"Oh, they've fixed it up, have they?" he said as he took the letter and sat on the bed to read it. Caroline and Barbara came in as he was doing so. Young George, who had also received a summons, was too deep in the realms of sleep to obey it.
"Darling B,—
"I am so happy. Bertie came here this afternoon, and we are engaged. I should have come to tell you all about it but Mother isn't well, and I can't leave her. He is coming here to-morrow morning and we should both like to come and see you all after church time. So we will if Mother is well enough for me to leave her.
"Ever your loving
"Mollie."
There was a chatter of delight mixed with some surprise, and then Beatrix told them, which she had not done before, of Bertie's preparatory investigations in the hunting-field. "It is really I who have brought it on," she said, "and I am very proud of myself.
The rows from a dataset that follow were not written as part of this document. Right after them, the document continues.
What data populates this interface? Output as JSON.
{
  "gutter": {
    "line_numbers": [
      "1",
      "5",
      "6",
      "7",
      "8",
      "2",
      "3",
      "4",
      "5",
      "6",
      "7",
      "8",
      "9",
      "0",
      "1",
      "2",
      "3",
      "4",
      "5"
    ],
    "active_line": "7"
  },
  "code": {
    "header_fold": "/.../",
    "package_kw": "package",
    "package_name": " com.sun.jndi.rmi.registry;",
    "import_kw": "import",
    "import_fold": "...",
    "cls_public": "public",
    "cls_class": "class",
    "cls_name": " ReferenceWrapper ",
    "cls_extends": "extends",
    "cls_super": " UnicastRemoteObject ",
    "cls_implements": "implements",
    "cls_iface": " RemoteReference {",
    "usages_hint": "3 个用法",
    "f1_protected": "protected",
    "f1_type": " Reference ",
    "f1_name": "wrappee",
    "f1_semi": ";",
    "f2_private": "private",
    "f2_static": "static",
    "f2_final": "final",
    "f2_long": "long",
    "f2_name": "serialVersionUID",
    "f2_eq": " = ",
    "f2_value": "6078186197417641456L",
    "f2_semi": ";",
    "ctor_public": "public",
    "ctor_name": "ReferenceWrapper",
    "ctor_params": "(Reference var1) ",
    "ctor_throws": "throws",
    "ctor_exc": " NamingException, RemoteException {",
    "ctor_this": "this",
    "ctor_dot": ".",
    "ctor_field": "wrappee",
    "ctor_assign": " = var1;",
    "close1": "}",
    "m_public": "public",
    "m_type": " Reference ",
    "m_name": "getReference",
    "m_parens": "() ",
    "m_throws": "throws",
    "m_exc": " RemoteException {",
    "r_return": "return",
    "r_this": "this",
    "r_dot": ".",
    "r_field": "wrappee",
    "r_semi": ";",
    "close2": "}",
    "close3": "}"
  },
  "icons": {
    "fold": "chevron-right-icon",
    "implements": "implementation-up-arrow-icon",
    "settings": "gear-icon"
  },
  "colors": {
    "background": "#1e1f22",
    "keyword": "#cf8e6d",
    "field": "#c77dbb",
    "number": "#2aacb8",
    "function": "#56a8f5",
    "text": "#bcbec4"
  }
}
She is a darling, and he is much better than any one would give him credit for."
"I have always given him credit for being a good sort," said Barbara. "It's only that he makes more noise in being a good sort than most people. I wonder how Lord Salisbury will take it."
"Perhaps they will break it to him after church," said Caroline.
"I don't imagine that Master Bertie is coming over here to go to church," said Grafton. "He will have something better to do. Can't you ask them all to lunch, B?"
Beatrix said she must go and have a word with Mollie directly after breakfast. At this point Young George came in, rubbing his eyes, and with all the signs on him of acute fatigue. He received the news calmly and said: "I wonder what Jimmy will say. You know he's coming over here to lunch, to talk about the show."